Por mais pra baixo que eu esteja, eu nunca deixo de acreditar. Eu no fundo, bem lá no fundão mesmo, sou otimista. E essa mente imaginativa aqui cria várias histórias felizes pelas costas das minhas lamúrias.
Quando eu era criança lembro que uma vez eu e minha mãe fomos visitar uma senhora que era amiga de uma amiga da minha mãe. Segundo essa amiga da minha mãe, essa senhora era sensitiva. E eu lembro como se fosse hoje dela olhando fundo nos meus olhos e dizendo que eu daria muito orgulho pra minha mãe. E sem querer essa senhora colocou dois blocos de concreto nos meus ombros. Todos esses anos eu sentia, após cada derrota, cada falha, cada erro, esse peso. E eu lembrava dela e de que eu tinha que dar orgulho pra minha mãe. Eu não podia me conformar em falhar. Eu precisava ganhar.

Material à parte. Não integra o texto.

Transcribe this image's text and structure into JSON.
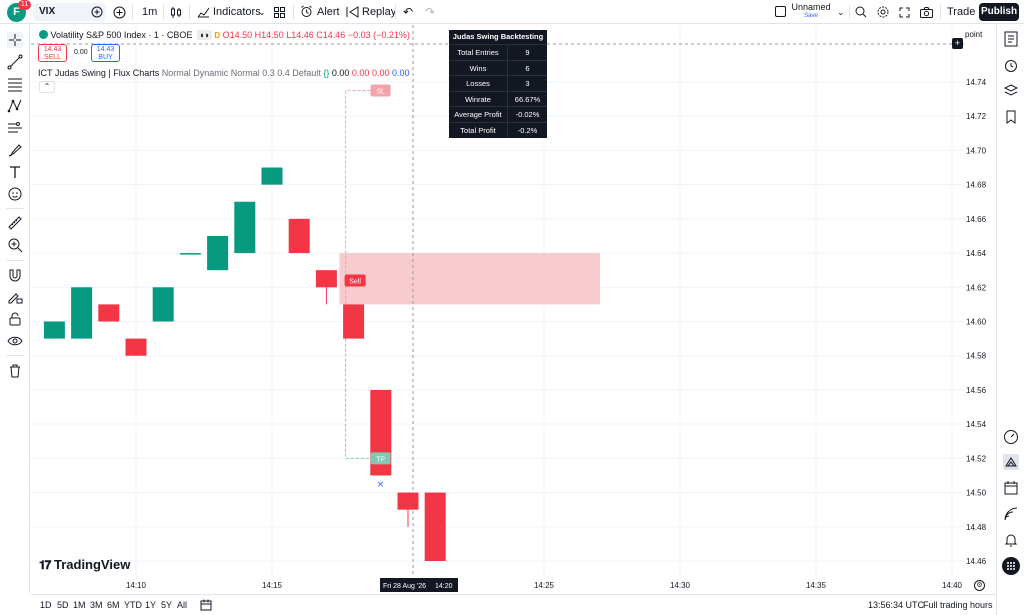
{
  "topbar": {
    "avatar_letter": "F",
    "avatar_badge": "11",
    "symbol": "VIX",
    "interval": "1m",
    "indicators_label": "Indicators",
    "alert_label": "Alert",
    "replay_label": "Replay",
    "layout_name": "Unnamed",
    "layout_save": "Save",
    "trade_label": "Trade",
    "publish_label": "Publish"
  },
  "legend": {
    "title": "Volatility S&P 500 Index · 1 · CBOE",
    "delay_badge": "D",
    "open": "O14.50",
    "high": "H14.50",
    "low": "L14.46",
    "close": "C14.46",
    "change": "−0.03 (−0.21%)",
    "sell_price": "14.43",
    "sell_label": "SELL",
    "spread": "0.00",
    "buy_price": "14.43",
    "buy_label": "BUY",
    "indicator": "ICT Judas Swing | Flux Charts",
    "indicator_params": "Normal Dynamic Normal 0.3 0.4 Default",
    "indicator_values": [
      "0.00",
      "0.00",
      "0.00",
      "0.00"
    ]
  },
  "backtest": {
    "title": "Judas Swing Backtesting",
    "rows": [
      {
        "k": "Total Entries",
        "v": "9"
      },
      {
        "k": "Wins",
        "v": "6"
      },
      {
        "k": "Losses",
        "v": "3"
      },
      {
        "k": "Winrate",
        "v": "66.67%"
      },
      {
        "k": "Average Profit",
        "v": "-0.02%"
      },
      {
        "k": "Total Profit",
        "v": "-0.2%"
      }
    ]
  },
  "chart_data": {
    "type": "candlestick",
    "colors": {
      "up": "#089981",
      "down": "#f23645",
      "zone": "#f7c5ca",
      "sl": "#f5a3aa",
      "tp": "#7fc9b5"
    },
    "ylim": [
      14.45,
      14.765
    ],
    "y_ticks": [
      "14.74",
      "14.72",
      "14.70",
      "14.68",
      "14.66",
      "14.64",
      "14.62",
      "14.60",
      "14.58",
      "14.56",
      "14.54",
      "14.52",
      "14.50",
      "14.48",
      "14.46"
    ],
    "x_ticks": [
      "14:10",
      "14:15",
      "14:25",
      "14:30",
      "14:35",
      "14:40"
    ],
    "crosshair_label": "Fri 28 Aug '26",
    "crosshair_time": "14:20",
    "candles": [
      {
        "t": "14:07",
        "o": 14.59,
        "h": 14.6,
        "l": 14.59,
        "c": 14.6
      },
      {
        "t": "14:08",
        "o": 14.59,
        "h": 14.62,
        "l": 14.59,
        "c": 14.62
      },
      {
        "t": "14:09",
        "o": 14.61,
        "h": 14.61,
        "l": 14.6,
        "c": 14.6
      },
      {
        "t": "14:10",
        "o": 14.59,
        "h": 14.59,
        "l": 14.58,
        "c": 14.58
      },
      {
        "t": "14:11",
        "o": 14.6,
        "h": 14.62,
        "l": 14.6,
        "c": 14.62
      },
      {
        "t": "14:12",
        "o": 14.64,
        "h": 14.64,
        "l": 14.64,
        "c": 14.64
      },
      {
        "t": "14:13",
        "o": 14.63,
        "h": 14.65,
        "l": 14.63,
        "c": 14.65
      },
      {
        "t": "14:14",
        "o": 14.64,
        "h": 14.67,
        "l": 14.64,
        "c": 14.67
      },
      {
        "t": "14:15",
        "o": 14.68,
        "h": 14.69,
        "l": 14.68,
        "c": 14.69
      },
      {
        "t": "14:16",
        "o": 14.66,
        "h": 14.66,
        "l": 14.64,
        "c": 14.64
      },
      {
        "t": "14:17",
        "o": 14.63,
        "h": 14.63,
        "l": 14.61,
        "c": 14.62
      },
      {
        "t": "14:18",
        "o": 14.61,
        "h": 14.61,
        "l": 14.59,
        "c": 14.59
      },
      {
        "t": "14:19",
        "o": 14.56,
        "h": 14.56,
        "l": 14.51,
        "c": 14.51
      },
      {
        "t": "14:20",
        "o": 14.5,
        "h": 14.5,
        "l": 14.48,
        "c": 14.49
      },
      {
        "t": "14:21",
        "o": 14.5,
        "h": 14.5,
        "l": 14.46,
        "c": 14.46
      }
    ],
    "sell_zone": {
      "from_time": "14:17",
      "top": 14.64,
      "bottom": 14.61
    },
    "signal_label": "Sell",
    "sl_label": "SL",
    "tp_label": "TP"
  },
  "bottombar": {
    "ranges": [
      "1D",
      "5D",
      "1M",
      "3M",
      "6M",
      "YTD",
      "1Y",
      "5Y",
      "All"
    ],
    "clock": "13:56:34 UTC",
    "session": "Full trading hours"
  },
  "watermark": "TradingView",
  "price_axis_header": "point"
}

Mas nunca ganhei muita coisa, não. Na verdade tudo sempre é no nível hard por aqui. Sabe aquele modo expert do Guitar Hero? E você ainda escolhe One do Metallica pra jogar? Choro, desespero e derrora na certa. Era assim que eu me sentia. Perdida, sem saber que botão apertar, perdida no ritmo e deixando a música irreconhecível.
Mas sabe que apesar de passos tortos e caminhos dificultosos, no final tudo acaba dando meio certo? Não totalmente certo e perfeito, mas tudo chega onde deveria chegar. Nunca foi como eu esperava. Nunca foi no tempo que eu queria que fosse. Nunca foi da forma como eu achava que deveria ser. Mas sempre é. E de um jeito ou de outro as coisas sempre se encaixam e acontecem.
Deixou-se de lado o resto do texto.